How can I manage my symptoms?

  • Rest your injured arm and avoid activities that cause pain. This will help your tendons heal.
  • Apply ice on your elbow for 15 to 20 minutes every hour or as directed. Use an ice pack, or put crushed ice in a plastic bag. Cover it with a towel before you apply it to your skin. Ice helps prevent tissue damage and decreases swelling and pain.
  • Elevate your elbow above the level of your heart as often as you can. This will help decrease swelling and pain. Prop your elbow on pillows or blankets to keep it elevated comfortably.

When should I seek immediate care?

  • You suddenly have no feeling in your arm, hand, or fingers.
  • You suddenly cannot move your arm, wrist, hand, or fingers.

When should I contact my healthcare provider?

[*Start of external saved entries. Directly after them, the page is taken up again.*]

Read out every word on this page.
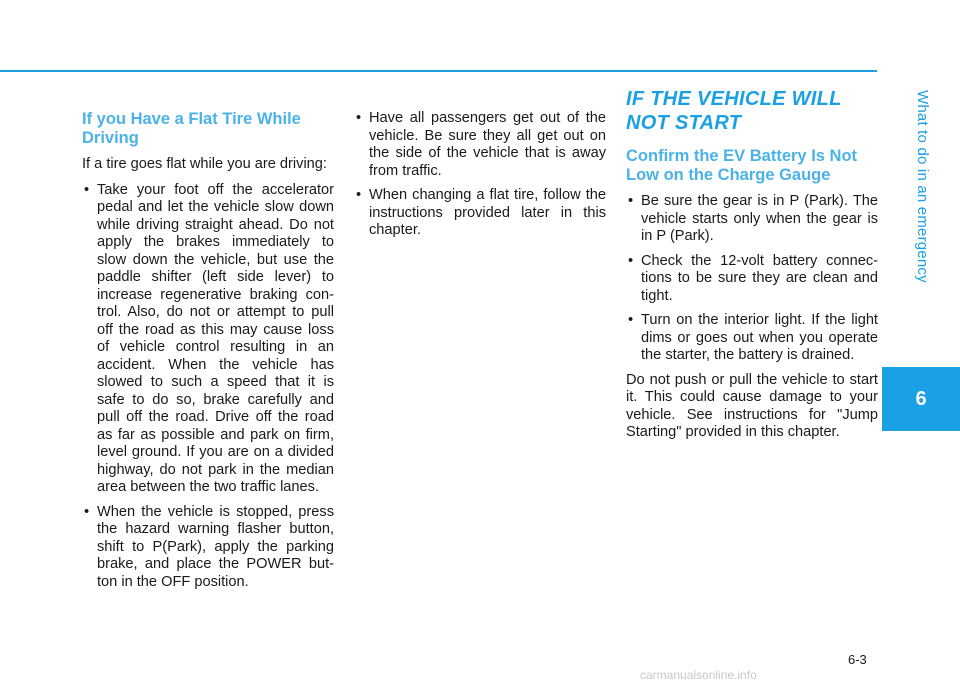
What to do in an emergency
6
If you Have a Flat Tire While Driving

If a tire goes flat while you are driving:

• Take your foot off the accelerator pedal and let the vehicle slow down while driving straight ahead. Do not apply the brakes immediately to slow down the vehicle, but use the paddle shifter (left side lever) to increase regenerative braking con-trol. Also, do not or attempt to pull off the road as this may cause loss of vehicle control resulting in an accident. When the vehicle has slowed to such a speed that it is safe to do so, brake carefully and pull off the road. Drive off the road as far as possible and park on firm, level ground. If you are on a divided highway, do not park in the median area between the two traffic lanes.
• When the vehicle is stopped, press the hazard warning flasher button, shift to P(Park), apply the parking brake, and place the POWER but-ton in the OFF position.
• Have all passengers get out of the vehicle. Be sure they all get out on the side of the vehicle that is away from traffic.
• When changing a flat tire, follow the instructions provided later in this chapter.
IF THE VEHICLE WILL NOT START
Confirm the EV Battery Is Not Low on the Charge Gauge
• Be sure the gear is in P (Park). The vehicle starts only when the gear is in P (Park).
• Check the 12-volt battery connec-tions to be sure they are clean and tight.
• Turn on the interior light. If the light dims or goes out when you operate the starter, the battery is drained.

Do not push or pull the vehicle to start it. This could cause damage to your vehicle. See instructions for "Jump Starting" provided in this chapter.

6-3
carmanualsonline.info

  • Your symptoms do not get better within 2 weeks, even with treatment.
  • You have more pain or weakness in your arm, wrist, hand, or fingers.
  • You have new numbness or tingling in your arm, hand, or fingers.
  • You have questions or concerns about your condition or care.

Care Agreement

You have the right to help plan your care. Learn about your health condition and how it may be treated. Discuss treatment options with your healthcare providers to decide what care you want to receive. You always have the right to refuse treatment. The above information is an educational aid only. It is not intended as medical advice for individual conditions or treatments. Talk to your doctor, nurse or pharmacist before following any medical regimen to see if it is safe and effective for you.